Seperti sekilas disinggung di atas, memaafkan memungkinkan kita melepas sakit hati, melepas beban yang menekan, dan membebasakan diri dari cengkeraman kebencian yang dahsyat.
Dengan memaafkan secara tulus, kita akan merasa bebas, ringan, dan sehat secara batiniah dan lahiriah.
Banyak orang sakit secara lantaran memelihara dendam, benci, duka, di dalam batinnya. Obat yang paling mujarab adalah dengan memafkan dengan setulus hati.
Kedua, memaafkan adalah sifat yang mulia.
Agama dan budaya manapun sering mengajarkan kepada umatnya untuk memaafkan. Memaafkan sama dengan tidak menarik energi negatif ke dalam diri. Sebaliknya, memaafkan berarti memberikan orang lain untuk menikmati sendiri akibat dari kesalahannya.

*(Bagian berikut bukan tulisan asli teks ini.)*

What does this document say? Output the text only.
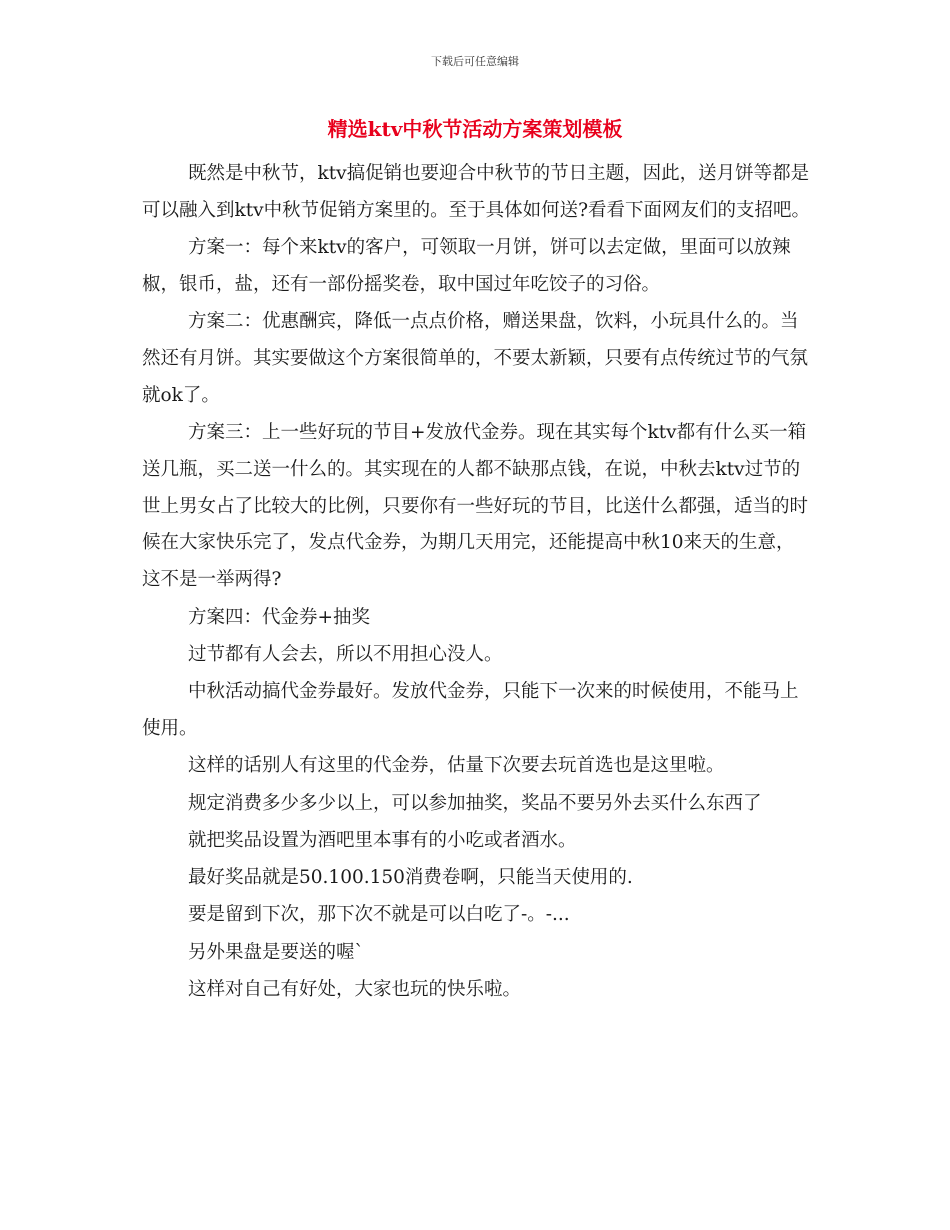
下载后可任意编辑
精选ktv中秋节活动方案策划模板

既然是中秋节，ktv搞促销也要迎合中秋节的节日主题，因此，送月饼等都是可以融入到ktv中秋节促销方案里的。至于具体如何送?看看下面网友们的支招吧。

方案一：每个来ktv的客户，可领取一月饼，饼可以去定做，里面可以放辣椒，银币，盐，还有一部份摇奖卷，取中国过年吃饺子的习俗。

方案二：优惠酬宾，降低一点点价格，赠送果盘，饮料，小玩具什么的。当然还有月饼。其实要做这个方案很简单的，不要太新颖，只要有点传统过节的气氛就ok了。

方案三：上一些好玩的节目+发放代金券。现在其实每个ktv都有什么买一箱送几瓶，买二送一什么的。其实现在的人都不缺那点钱，在说，中秋去ktv过节的世上男女占了比较大的比例，只要你有一些好玩的节目，比送什么都强，适当的时候在大家快乐完了，发点代金券，为期几天用完，还能提高中秋10来天的生意，这不是一举两得?

方案四：代金券+抽奖

过节都有人会去，所以不用担心没人。

中秋活动搞代金券最好。发放代金券，只能下一次来的时候使用，不能马上使用。

这样的话别人有这里的代金券，估量下次要去玩首选也是这里啦。

规定消费多少多少以上，可以参加抽奖，奖品不要另外去买什么东西了

就把奖品设置为酒吧里本事有的小吃或者酒水。

最好奖品就是50.100.150消费卷啊，只能当天使用的.

要是留到下次，那下次不就是可以白吃了-。-...

另外果盘是要送的喔`

这样对自己有好处，大家也玩的快乐啦。
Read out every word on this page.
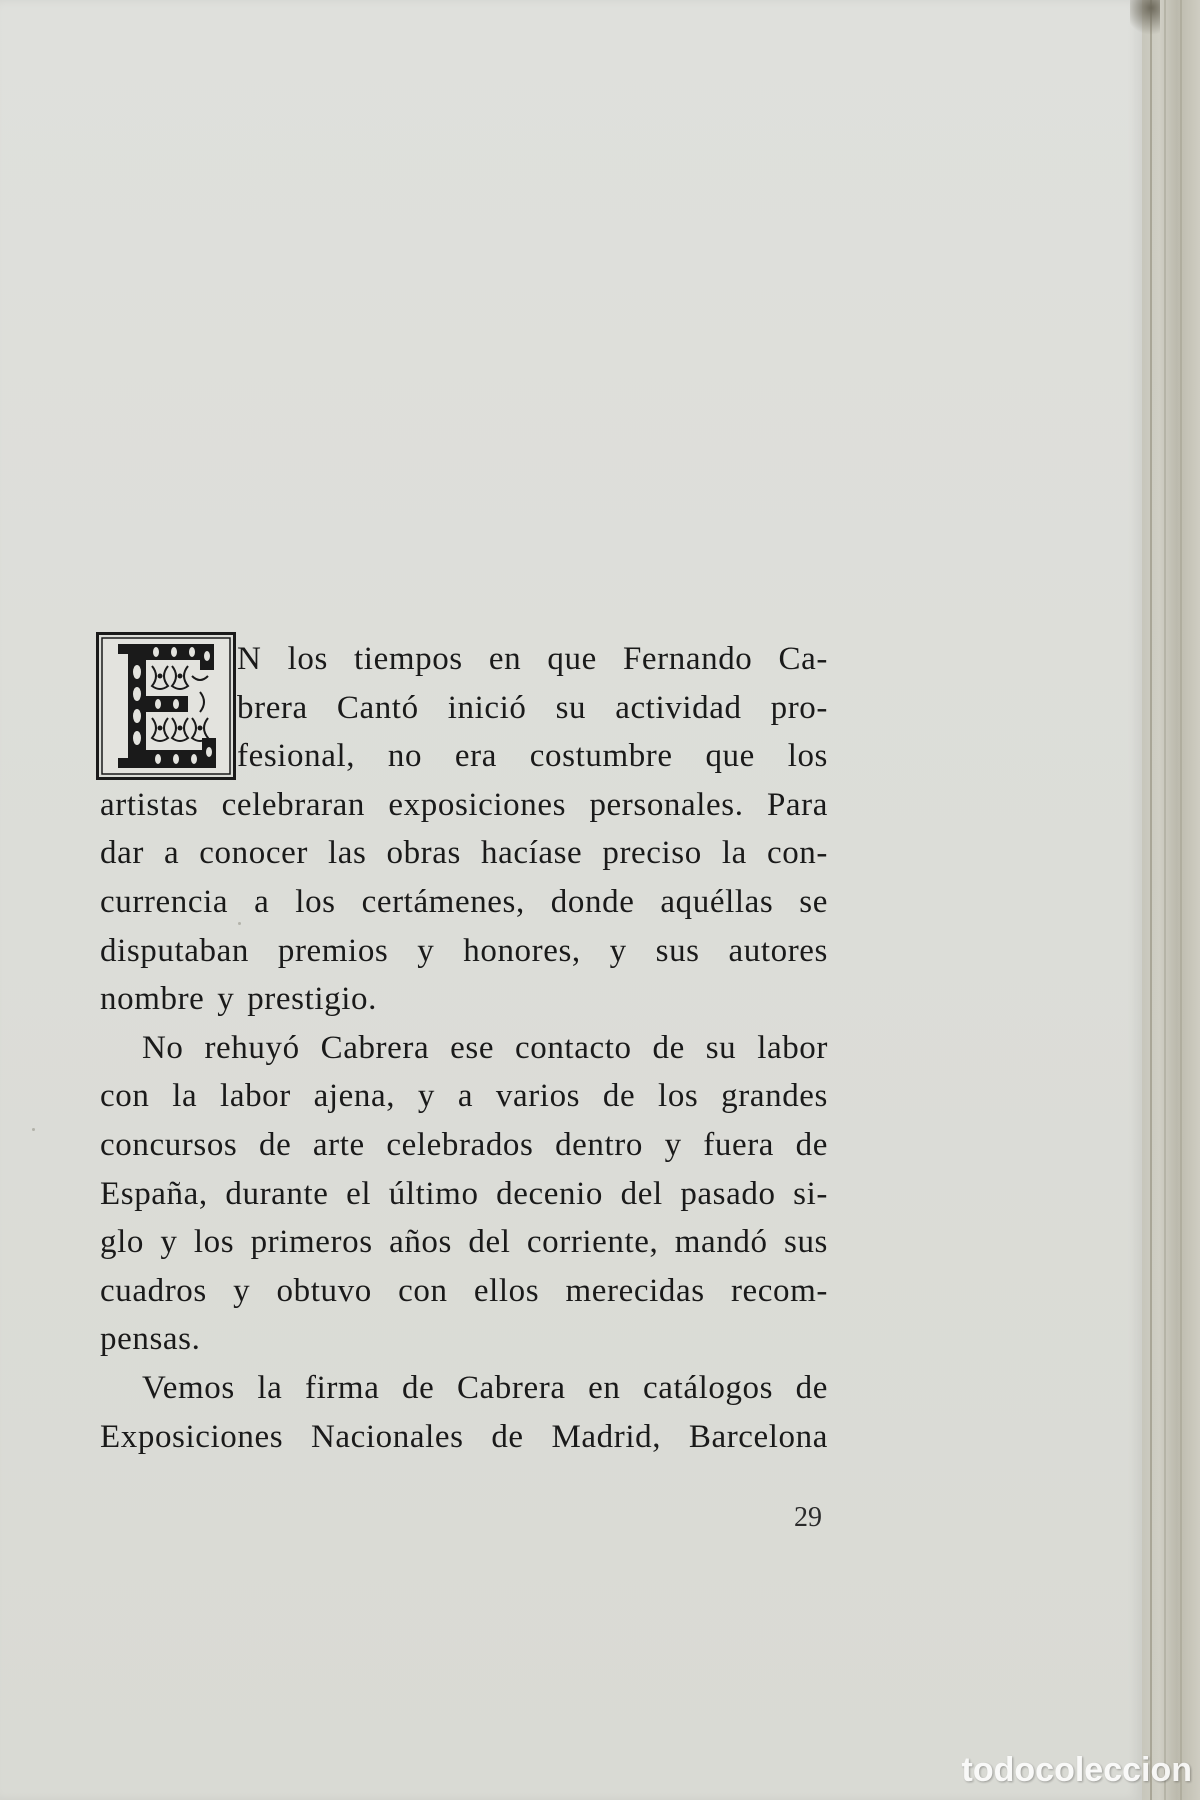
N los tiempos en que Fernando Ca-
brera Cantó inició su actividad pro-
fesional, no era costumbre que los
artistas celebraran exposiciones personales. Para
dar a conocer las obras hacíase preciso la con-
currencia a los certámenes, donde aquéllas se
disputaban premios y honores, y sus autores
nombre y prestigio.
No rehuyó Cabrera ese contacto de su labor
con la labor ajena, y a varios de los grandes
concursos de arte celebrados dentro y fuera de
España, durante el último decenio del pasado si-
glo y los primeros años del corriente, mandó sus
cuadros y obtuvo con ellos merecidas recom-
pensas.
Vemos la firma de Cabrera en catálogos de
Exposiciones Nacionales de Madrid, Barcelona
29
todocoleccion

Hukum sebab-akibat berlaku di sini. Hukum tabur-tuai berlaku di sini. Jadi, biarkan yang bersangkutan yang memetik hasil dari perbuatannya. Cukup dia saja, bukan kita.

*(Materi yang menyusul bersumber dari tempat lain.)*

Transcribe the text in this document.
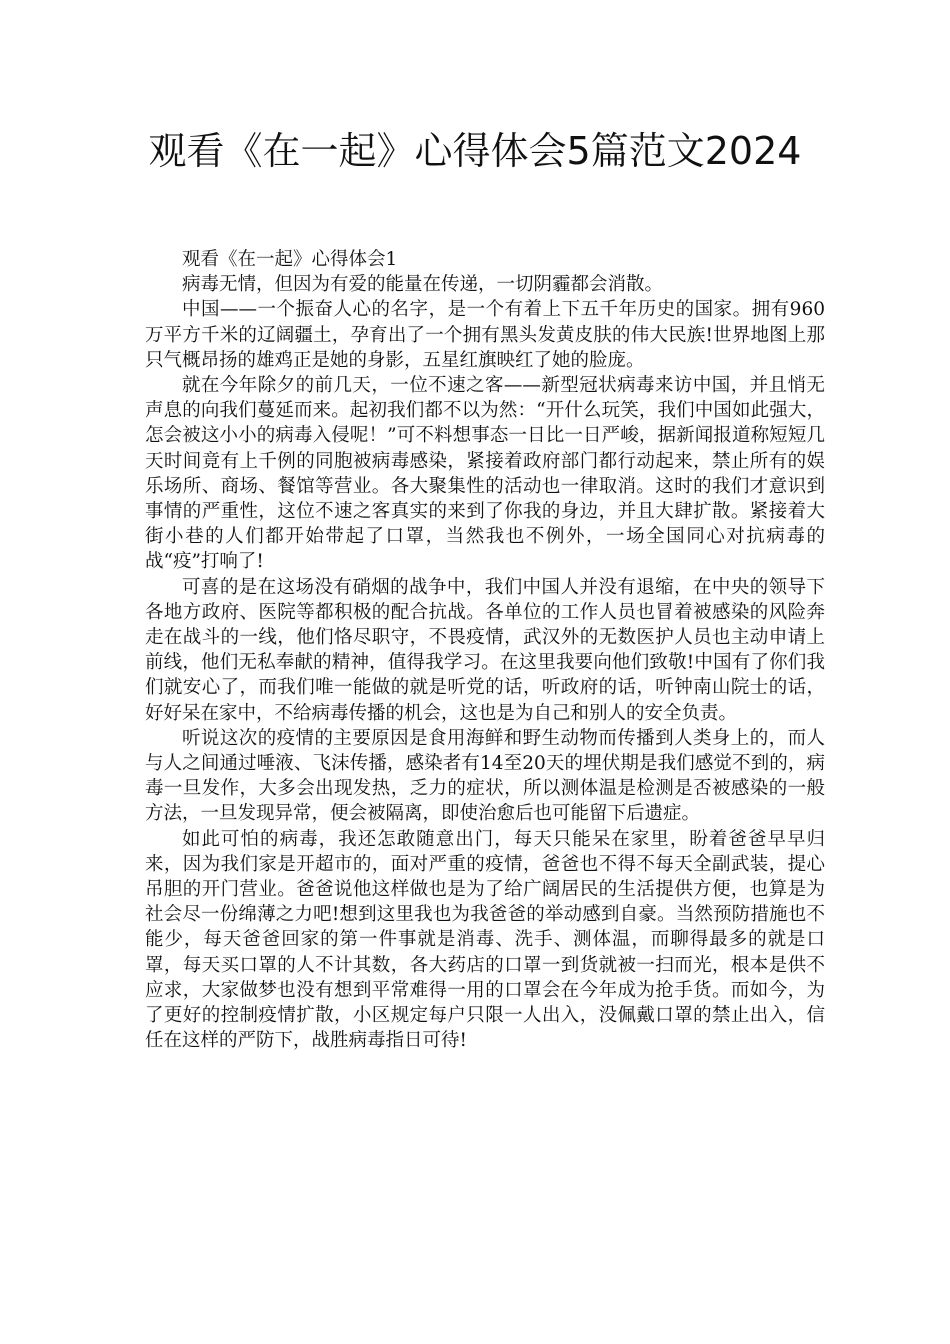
观看《在一起》心得体会5篇范文2024

观看《在一起》心得体会1

病毒无情，但因为有爱的能量在传递，一切阴霾都会消散。

中国——一个振奋人心的名字，是一个有着上下五千年历史的国家。拥有960万平方千米的辽阔疆土，孕育出了一个拥有黑头发黄皮肤的伟大民族!世界地图上那只气概昂扬的雄鸡正是她的身影，五星红旗映红了她的脸庞。

就在今年除夕的前几天，一位不速之客——新型冠状病毒来访中国，并且悄无声息的向我们蔓延而来。起初我们都不以为然：“开什么玩笑，我们中国如此强大，怎会被这小小的病毒入侵呢！”可不料想事态一日比一日严峻，据新闻报道称短短几天时间竟有上千例的同胞被病毒感染，紧接着政府部门都行动起来，禁止所有的娱乐场所、商场、餐馆等营业。各大聚集性的活动也一律取消。这时的我们才意识到事情的严重性，这位不速之客真实的来到了你我的身边，并且大肆扩散。紧接着大街小巷的人们都开始带起了口罩，当然我也不例外，一场全国同心对抗病毒的战“疫”打响了!

可喜的是在这场没有硝烟的战争中，我们中国人并没有退缩，在中央的领导下各地方政府、医院等都积极的配合抗战。各单位的工作人员也冒着被感染的风险奔走在战斗的一线，他们恪尽职守，不畏疫情，武汉外的无数医护人员也主动申请上前线，他们无私奉献的精神，值得我学习。在这里我要向他们致敬!中国有了你们我们就安心了，而我们唯一能做的就是听党的话，听政府的话，听钟南山院士的话，好好呆在家中，不给病毒传播的机会，这也是为自己和别人的安全负责。

听说这次的疫情的主要原因是食用海鲜和野生动物而传播到人类身上的，而人与人之间通过唾液、飞沫传播，感染者有14至20天的埋伏期是我们感觉不到的，病毒一旦发作，大多会出现发热，乏力的症状，所以测体温是检测是否被感染的一般方法，一旦发现异常，便会被隔离，即使治愈后也可能留下后遗症。

如此可怕的病毒，我还怎敢随意出门，每天只能呆在家里，盼着爸爸早早归来，因为我们家是开超市的，面对严重的疫情，爸爸也不得不每天全副武装，提心吊胆的开门营业。爸爸说他这样做也是为了给广阔居民的生活提供方便，也算是为社会尽一份绵薄之力吧!想到这里我也为我爸爸的举动感到自豪。当然预防措施也不能少，每天爸爸回家的第一件事就是消毒、洗手、测体温，而聊得最多的就是口罩，每天买口罩的人不计其数，各大药店的口罩一到货就被一扫而光，根本是供不应求，大家做梦也没有想到平常难得一用的口罩会在今年成为抢手货。而如今，为了更好的控制疫情扩散，小区规定每户只限一人出入，没佩戴口罩的禁止出入，信任在这样的严防下，战胜病毒指日可待!
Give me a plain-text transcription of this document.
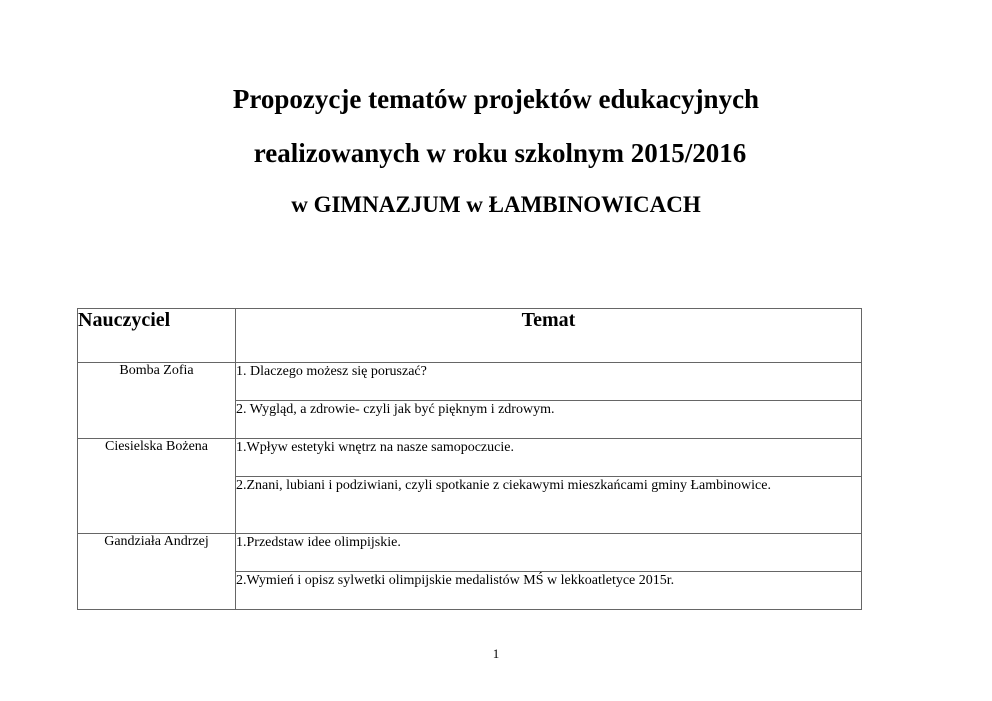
Propozycje tematów projektów edukacyjnych
realizowanych w roku szkolnym 2015/2016
w GIMNAZJUM w ŁAMBINOWICACH
Nauczyciel	Temat
Bomba Zofia	1. Dlaczego możesz się poruszać?
	2. Wygląd, a zdrowie- czyli jak być pięknym i zdrowym.
Ciesielska Bożena	1.Wpływ estetyki wnętrz na nasze samopoczucie.
	2.Znani, lubiani i podziwiani, czyli spotkanie z ciekawymi mieszkańcami gminy Łambinowice.
Gandziała Andrzej	1.Przedstaw idee olimpijskie.
	2.Wymień i opisz sylwetki olimpijskie medalistów MŚ w lekkoatletyce 2015r.
1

Tuhan memberikan kemampuan batin kepada kita untuk memaafkan, mengapa tidak dimanfaatkan kemampuan itu? Terlebih-lebih memaafkan adalah salah satu sifat yang mulia dari sejumlah sifat mulia lainnya.
Ketiga, memaafkan berarti menyadari bahwa manusia itu bisa berbuat salah.
Ya, seperti halnya dia yang berbuat salah terhadap kita, kita pun bisa saja suatu waktu berbuat salah, disadari atau tidak, disengaja atau tidak.
Dengan demikian, berbuat kesalahan adalah hal yang manusiawi sifatnya. Yang tidak elok adalah jika ada orang yang melakukan kesalahan yang sama berulang kali.